Alahmadi Ghadeer G, El-Desoky Sherif M, Al Zahrani Reem A, Kari Jameela A
Pediatrics, King Abdulaziz University Faculty of Medicine, Jeddah, SAU.
Pediatrics Nephrology, King Abdulaziz University Faculty of Medicine, Jeddah, SAU.
Cureus. 2023 Jan 29;15(1):e34332. doi: 10.7759/cureus.34332. eCollection 2023 Jan.

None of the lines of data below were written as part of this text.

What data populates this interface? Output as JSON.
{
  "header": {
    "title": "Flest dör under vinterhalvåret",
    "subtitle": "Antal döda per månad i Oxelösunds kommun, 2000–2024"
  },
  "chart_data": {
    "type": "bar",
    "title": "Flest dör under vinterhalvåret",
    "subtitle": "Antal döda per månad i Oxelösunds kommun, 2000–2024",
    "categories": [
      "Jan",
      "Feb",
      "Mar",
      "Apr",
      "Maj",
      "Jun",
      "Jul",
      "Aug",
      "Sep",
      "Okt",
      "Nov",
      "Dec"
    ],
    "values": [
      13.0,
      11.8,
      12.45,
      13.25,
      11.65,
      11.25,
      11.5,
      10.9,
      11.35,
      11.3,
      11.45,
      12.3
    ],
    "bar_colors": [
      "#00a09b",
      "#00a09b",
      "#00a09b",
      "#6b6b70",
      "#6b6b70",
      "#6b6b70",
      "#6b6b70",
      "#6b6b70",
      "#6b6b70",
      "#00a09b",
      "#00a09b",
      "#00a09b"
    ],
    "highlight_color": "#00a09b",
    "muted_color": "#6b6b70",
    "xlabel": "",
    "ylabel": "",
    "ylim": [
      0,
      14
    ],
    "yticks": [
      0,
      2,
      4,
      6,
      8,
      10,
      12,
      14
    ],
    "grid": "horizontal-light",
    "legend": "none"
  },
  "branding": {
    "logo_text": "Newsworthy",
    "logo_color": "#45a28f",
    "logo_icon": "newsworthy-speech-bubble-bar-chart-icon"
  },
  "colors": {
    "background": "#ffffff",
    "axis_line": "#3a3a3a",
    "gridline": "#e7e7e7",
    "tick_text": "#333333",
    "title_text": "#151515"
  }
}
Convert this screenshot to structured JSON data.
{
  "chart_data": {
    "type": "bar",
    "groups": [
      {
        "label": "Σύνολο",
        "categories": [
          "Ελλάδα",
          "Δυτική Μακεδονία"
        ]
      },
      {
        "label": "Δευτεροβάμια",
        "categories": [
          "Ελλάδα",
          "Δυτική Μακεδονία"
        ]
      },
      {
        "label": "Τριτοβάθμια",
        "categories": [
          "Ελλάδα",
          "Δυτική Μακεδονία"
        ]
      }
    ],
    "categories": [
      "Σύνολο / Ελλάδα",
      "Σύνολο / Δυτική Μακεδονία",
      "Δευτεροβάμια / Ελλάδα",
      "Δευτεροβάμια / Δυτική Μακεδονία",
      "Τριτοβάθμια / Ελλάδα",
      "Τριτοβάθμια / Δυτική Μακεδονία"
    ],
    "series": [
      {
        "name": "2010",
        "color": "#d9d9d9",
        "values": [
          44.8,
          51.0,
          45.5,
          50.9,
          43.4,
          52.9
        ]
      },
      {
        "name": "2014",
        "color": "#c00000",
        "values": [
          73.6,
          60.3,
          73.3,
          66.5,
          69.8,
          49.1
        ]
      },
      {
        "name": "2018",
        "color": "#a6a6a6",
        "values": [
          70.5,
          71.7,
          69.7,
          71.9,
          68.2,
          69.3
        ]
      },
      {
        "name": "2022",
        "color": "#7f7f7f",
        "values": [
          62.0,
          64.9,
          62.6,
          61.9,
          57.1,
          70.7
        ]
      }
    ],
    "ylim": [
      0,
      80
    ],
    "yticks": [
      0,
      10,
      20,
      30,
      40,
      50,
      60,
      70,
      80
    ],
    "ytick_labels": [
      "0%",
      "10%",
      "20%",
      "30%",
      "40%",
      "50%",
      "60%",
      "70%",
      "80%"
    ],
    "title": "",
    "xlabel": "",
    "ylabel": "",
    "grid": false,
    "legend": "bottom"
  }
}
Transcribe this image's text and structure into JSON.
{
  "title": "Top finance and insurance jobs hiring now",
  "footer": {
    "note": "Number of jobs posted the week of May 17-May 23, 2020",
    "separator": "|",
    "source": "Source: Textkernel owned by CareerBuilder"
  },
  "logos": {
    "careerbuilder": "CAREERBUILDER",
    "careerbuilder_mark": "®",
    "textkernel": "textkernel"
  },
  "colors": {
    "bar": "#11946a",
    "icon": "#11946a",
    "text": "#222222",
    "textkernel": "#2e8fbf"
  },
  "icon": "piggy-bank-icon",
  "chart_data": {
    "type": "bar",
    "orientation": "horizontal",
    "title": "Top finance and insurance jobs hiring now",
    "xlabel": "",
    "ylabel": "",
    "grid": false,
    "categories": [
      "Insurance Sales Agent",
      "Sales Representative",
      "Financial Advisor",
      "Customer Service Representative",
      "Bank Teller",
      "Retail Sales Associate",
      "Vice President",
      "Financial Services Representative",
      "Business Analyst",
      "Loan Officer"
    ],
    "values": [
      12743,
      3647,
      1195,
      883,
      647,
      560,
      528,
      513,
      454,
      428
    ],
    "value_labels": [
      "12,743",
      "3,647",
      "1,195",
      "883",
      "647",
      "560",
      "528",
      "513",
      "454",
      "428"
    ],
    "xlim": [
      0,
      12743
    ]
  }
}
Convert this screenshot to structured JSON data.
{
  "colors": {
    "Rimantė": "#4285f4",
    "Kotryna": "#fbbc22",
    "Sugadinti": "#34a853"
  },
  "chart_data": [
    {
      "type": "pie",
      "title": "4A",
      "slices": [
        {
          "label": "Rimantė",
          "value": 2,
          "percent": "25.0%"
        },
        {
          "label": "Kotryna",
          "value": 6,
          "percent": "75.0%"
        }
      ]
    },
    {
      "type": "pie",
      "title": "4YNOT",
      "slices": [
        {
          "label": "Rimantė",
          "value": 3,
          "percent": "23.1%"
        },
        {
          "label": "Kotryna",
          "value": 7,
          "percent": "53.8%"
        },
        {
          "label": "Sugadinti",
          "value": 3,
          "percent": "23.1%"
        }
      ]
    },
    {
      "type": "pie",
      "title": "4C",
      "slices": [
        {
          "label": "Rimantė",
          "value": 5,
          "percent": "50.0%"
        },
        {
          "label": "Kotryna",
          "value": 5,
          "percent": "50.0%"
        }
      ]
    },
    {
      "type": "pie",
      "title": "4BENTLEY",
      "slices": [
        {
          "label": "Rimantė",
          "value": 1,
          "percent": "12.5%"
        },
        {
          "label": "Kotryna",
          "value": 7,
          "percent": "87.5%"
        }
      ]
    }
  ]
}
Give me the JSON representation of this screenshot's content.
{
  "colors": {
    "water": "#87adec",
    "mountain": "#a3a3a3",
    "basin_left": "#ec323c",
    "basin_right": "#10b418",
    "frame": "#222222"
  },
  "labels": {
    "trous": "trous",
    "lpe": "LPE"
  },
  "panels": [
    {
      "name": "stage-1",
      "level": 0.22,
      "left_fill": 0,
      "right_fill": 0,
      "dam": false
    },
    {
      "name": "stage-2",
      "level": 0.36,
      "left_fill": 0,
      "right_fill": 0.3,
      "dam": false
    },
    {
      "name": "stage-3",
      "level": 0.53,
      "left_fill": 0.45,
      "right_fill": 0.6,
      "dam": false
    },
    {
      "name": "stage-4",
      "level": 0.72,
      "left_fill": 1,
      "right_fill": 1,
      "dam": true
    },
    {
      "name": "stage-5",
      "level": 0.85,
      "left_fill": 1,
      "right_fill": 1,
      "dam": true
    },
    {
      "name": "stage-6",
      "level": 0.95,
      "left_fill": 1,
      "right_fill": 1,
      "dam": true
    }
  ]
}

We report the case of an adolescent girl with frequent hospital admissions for severe eczematous skin rashes with recurrent epistaxis and chest infections. Investigations revealed persistent severely elevated serum total immunoglobulin E (IgE) levels but normal levels of other immunoglobulins, suggesting hyper-IgE syndrome. The first skin biopsy revealed superficial dermatophytic dermatitis (tinea corpora). Another biopsy performed after six months revealed a prominent basement membrane with dermal mucin, suggesting an underlying autoimmune disease. Her condition was complicated by proteinuria, hematuria, hypertension, and edema. A kidney biopsy revealed class IV lupus nephritis, according to the International Society of Nephrology/Renal Pathology Society (ISN/RPS). Based on the American College of Rheumatology/European League Against Rheumatism (ACR/EULAR) criteria, she was diagnosed with systemic lupus erythematosus (SLE). She was first administered with intravenous pulse methylprednisolone (600 mg/m) for three consecutive days, followed by oral prednisolone (40 mg/m) daily, mycophenolate mofetil tablets (600 mg/m/dose) twice daily, hydroxychloroquine (200 mg) once daily, and three classes of antihypertensive medications. She maintained normal renal functions with no lupus morbidity for 24 months, then rapidly progressed to end-stage kidney disease, and was then started on three to four sessions of regular hemodialysis per week. Hyper-IgE is known to be a marker of immune dysregulation as it facilitates the generation of immune complexes (ICs) that mediate lupus nephritis and juvenile SLE. Regardless of the different factors that are impacting the production of IgE, the present case illustrated that juvenile patients with SLE may have increased IgE levels, indicating that higher IgE levels might have a role in lupus pathogenesis and prognosis. The mechanisms regarding the increased levels of IgE in subjects with lupus need further investigation. Further studies are thus required to assess the incidence, prognosis, and possible new specific management for hyper-IgE in juvenile SLE.
我们报告了一名青春期女孩的病例,她因严重的湿疹性皮疹、反复鼻出血和胸部感染而频繁住院。检查发现血清总免疫球蛋白E(IgE)水平持续严重升高,但其他免疫球蛋白水平正常,提示高IgE综合征。首次皮肤活检显示浅表皮肤癣菌性皮炎(体癣)。六个月后进行的另一次活检显示基底膜突出伴真皮粘蛋白,提示潜在的自身免疫性疾病。她的病情因蛋白尿、血尿、高血压和水肿而复杂化。根据国际肾脏病学会/肾脏病理学会(ISN/RPS)的标准,肾脏活检显示为IV级狼疮性肾炎。根据美国风湿病学会/欧洲抗风湿病联盟(ACR/EULAR)标准,她被诊断为系统性红斑狼疮(SLE)。她首先连续三天静脉注射脉冲甲基强的松龙(600 mg/m),随后每天口服强的松龙(40 mg/m)、霉酚酸酯片(600 mg/m/剂量)每日两次、羟氯喹(200 mg)每日一次,以及三类降压药物。她维持正常肾功能24个月无狼疮发病,然后迅速进展为终末期肾病,随后开始每周进行三到四次定期血液透析。高IgE已知是免疫失调的标志物,因为它促进介导狼疮性肾炎和青少年SLE的免疫复合物(IC)的产生。无论影响IgE产生的不同因素如何,本病例表明SLE青少年患者可能有IgE水平升高,表明较高的IgE水平可能在狼疮发病机制和预后中起作用。狼疮患者中IgE水平升高的机制需要进一步研究。因此,需要进一步研究来评估青少年SLE中高IgE的发病率、预后和可能的新的特异性治疗方法。